I played about with this idea. I tinkered with the fire and with an emergent character who might have been engendered in its sulky entrails: a solver of crimes.
The room had grown quite dark when I pulled on a mackintosh, took an umbrella, plunged up the basement steps and beat my way through rain-fractured lamplight to the stationer’s shop. It smelt of damp newsprint, cheap magazines, and wet people. I bought six exercise books, a pencil and pencil sharpener and splashed back to the flat.
Then with an odd sensation of giving myself some sort of treat, I thought more specifically about the character who already had begun to take shape.

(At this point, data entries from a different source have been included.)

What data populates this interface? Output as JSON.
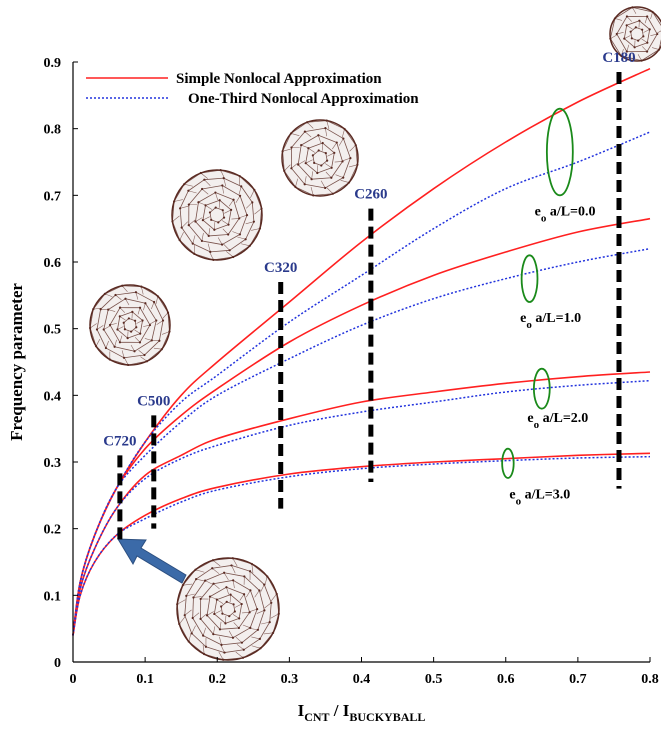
{
  "chart_data": {
    "type": "line",
    "xlabel": "I",
    "xlabel_sub1": "CNT",
    "xlabel_mid": " / I",
    "xlabel_sub2": "BUCKYBALL",
    "ylabel": "Frequency parameter",
    "xlim": [
      0,
      0.8
    ],
    "ylim": [
      0,
      0.9
    ],
    "x_ticks": [
      "0",
      "0.1",
      "0.2",
      "0.3",
      "0.4",
      "0.5",
      "0.6",
      "0.7",
      "0.8"
    ],
    "y_ticks": [
      "0",
      "0.1",
      "0.2",
      "0.3",
      "0.4",
      "0.5",
      "0.6",
      "0.7",
      "0.8",
      "0.9"
    ],
    "legend": [
      {
        "name": "Simple Nonlocal Approximation",
        "style": "solid",
        "color": "#ff2020"
      },
      {
        "name": "One-Third Nonlocal Approximation",
        "style": "dotted",
        "color": "#2233dd"
      }
    ],
    "legend_position": "top-left",
    "grid": false,
    "x_samples": [
      0.0,
      0.01,
      0.03,
      0.06,
      0.1,
      0.15,
      0.2,
      0.3,
      0.4,
      0.5,
      0.6,
      0.7,
      0.8
    ],
    "series": [
      {
        "name": "Simple Nonlocal Approximation",
        "group": "e_o a/L=0.0",
        "values": [
          0.04,
          0.12,
          0.19,
          0.26,
          0.33,
          0.4,
          0.45,
          0.54,
          0.63,
          0.71,
          0.78,
          0.84,
          0.89
        ]
      },
      {
        "name": "One-Third Nonlocal Approximation",
        "group": "e_o a/L=0.0",
        "values": [
          0.04,
          0.12,
          0.19,
          0.26,
          0.33,
          0.39,
          0.43,
          0.51,
          0.58,
          0.65,
          0.71,
          0.75,
          0.795
        ]
      },
      {
        "name": "Simple Nonlocal Approximation",
        "group": "e_o a/L=1.0",
        "values": [
          0.04,
          0.12,
          0.19,
          0.26,
          0.32,
          0.37,
          0.41,
          0.48,
          0.535,
          0.58,
          0.615,
          0.645,
          0.665
        ]
      },
      {
        "name": "One-Third Nonlocal Approximation",
        "group": "e_o a/L=1.0",
        "values": [
          0.04,
          0.12,
          0.19,
          0.26,
          0.31,
          0.36,
          0.4,
          0.455,
          0.505,
          0.545,
          0.575,
          0.6,
          0.62
        ]
      },
      {
        "name": "Simple Nonlocal Approximation",
        "group": "e_o a/L=2.0",
        "values": [
          0.04,
          0.11,
          0.17,
          0.23,
          0.28,
          0.31,
          0.335,
          0.365,
          0.39,
          0.405,
          0.418,
          0.428,
          0.435
        ]
      },
      {
        "name": "One-Third Nonlocal Approximation",
        "group": "e_o a/L=2.0",
        "values": [
          0.04,
          0.11,
          0.17,
          0.23,
          0.275,
          0.305,
          0.325,
          0.355,
          0.375,
          0.39,
          0.405,
          0.415,
          0.422
        ]
      },
      {
        "name": "Simple Nonlocal Approximation",
        "group": "e_o a/L=3.0",
        "values": [
          0.04,
          0.1,
          0.15,
          0.19,
          0.22,
          0.245,
          0.262,
          0.282,
          0.293,
          0.3,
          0.305,
          0.31,
          0.313
        ]
      },
      {
        "name": "One-Third Nonlocal Approximation",
        "group": "e_o a/L=3.0",
        "values": [
          0.04,
          0.1,
          0.15,
          0.19,
          0.215,
          0.24,
          0.258,
          0.278,
          0.29,
          0.297,
          0.302,
          0.306,
          0.308
        ]
      }
    ],
    "buckyball_markers": [
      {
        "label": "C720",
        "x": 0.065,
        "y_range": [
          0.18,
          0.31
        ]
      },
      {
        "label": "C500",
        "x": 0.112,
        "y_range": [
          0.2,
          0.37
        ]
      },
      {
        "label": "C320",
        "x": 0.288,
        "y_range": [
          0.23,
          0.57
        ]
      },
      {
        "label": "C260",
        "x": 0.413,
        "y_range": [
          0.27,
          0.68
        ]
      },
      {
        "label": "C180",
        "x": 0.757,
        "y_range": [
          0.26,
          0.885
        ]
      }
    ],
    "curve_labels": [
      {
        "prefix": "e",
        "sub": "o",
        "suffix": " a/L=0.0",
        "x": 0.64,
        "y": 0.67
      },
      {
        "prefix": "e",
        "sub": "o",
        "suffix": " a/L=1.0",
        "x": 0.62,
        "y": 0.51
      },
      {
        "prefix": "e",
        "sub": "o",
        "suffix": " a/L=2.0",
        "x": 0.63,
        "y": 0.36
      },
      {
        "prefix": "e",
        "sub": "o",
        "suffix": " a/L=3.0",
        "x": 0.605,
        "y": 0.245
      }
    ],
    "ovals": [
      {
        "x": 0.675,
        "y": 0.765,
        "rx": 0.018,
        "ry": 0.065
      },
      {
        "x": 0.633,
        "y": 0.575,
        "rx": 0.011,
        "ry": 0.035
      },
      {
        "x": 0.65,
        "y": 0.41,
        "rx": 0.011,
        "ry": 0.03
      },
      {
        "x": 0.603,
        "y": 0.298,
        "rx": 0.008,
        "ry": 0.022
      }
    ],
    "colors": {
      "simple": "#ff2020",
      "one_third": "#2233dd",
      "marker": "#000000",
      "oval": "#1a8a1a",
      "label": "#2a3a8c",
      "arrow": "#3b6aa8",
      "buckyball": "#5a2a22"
    }
  }
}
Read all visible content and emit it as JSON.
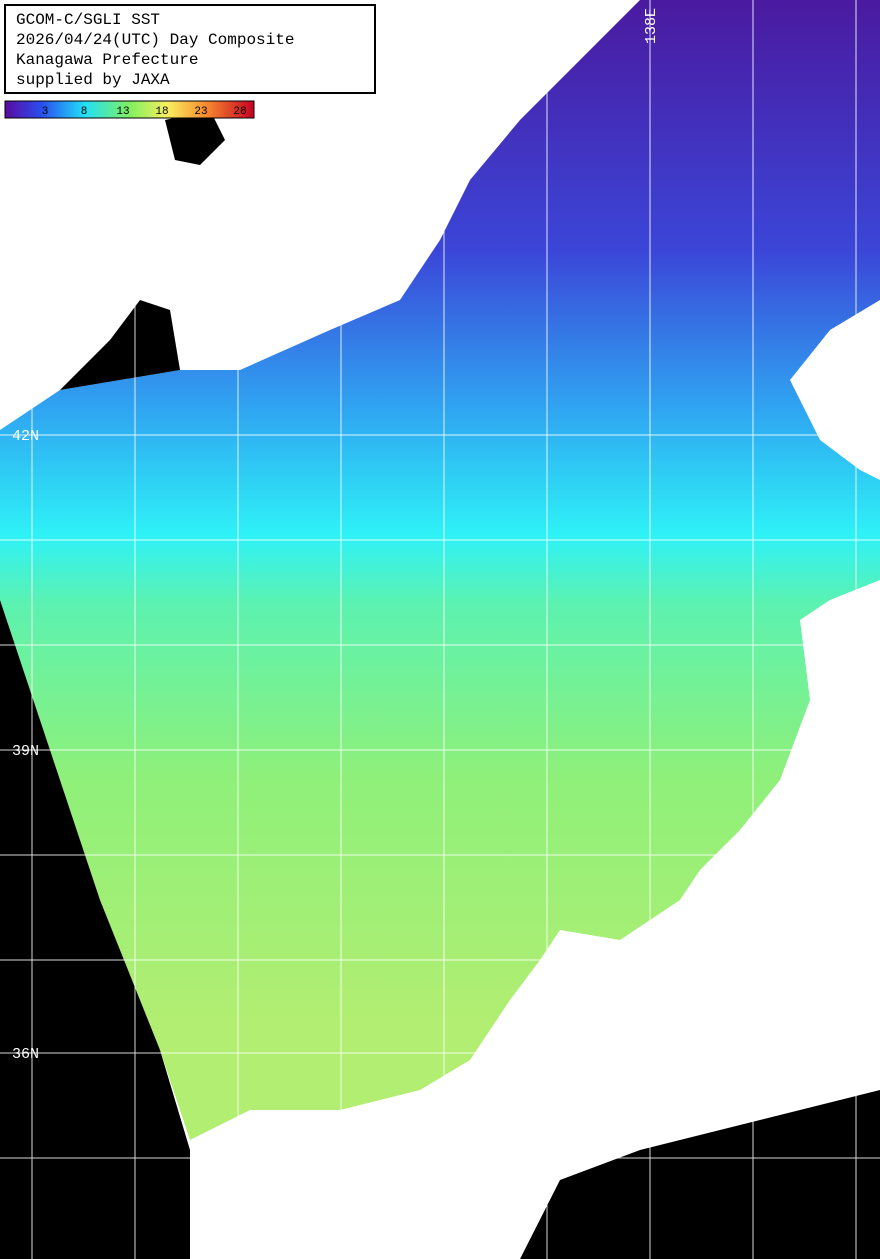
{
  "header": {
    "lines": [
      "GCOM-C/SGLI SST",
      "2026/04/24(UTC) Day Composite",
      "Kanagawa Prefecture",
      "supplied by JAXA"
    ]
  },
  "colorbar": {
    "ticks": [
      3,
      8,
      13,
      18,
      23,
      28
    ]
  },
  "grid_labels": {
    "latitudes": [
      "42N",
      "39N",
      "36N"
    ],
    "longitudes": [
      "138E"
    ]
  }
}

In the crime fiction of that time, the solver was often a person of more-or-less eccentric habit with a collection of easily identifiable mannerisms. This, of course, was in the tradition of Sherlock Holmes. Agatha Christie’s splendid M. Poirot had his moustaches, his passion for orderly arrangements, his frequent references to “grey cells.” Dorothy L. Sayers’s Lord Peter Wimsey could be, as I now am inclined to think, excruciatingly facetious. Nice Reggie Fortune said—and author H. C. Bailey had him say it very often— “My dear chap! Oh, my dear chap!” and across the Atlantic there was Philo Vance, who spoke a strange language that his author, S. S. Van Dine, had the nerve to attribute, in part, to Balliol College, Oxford.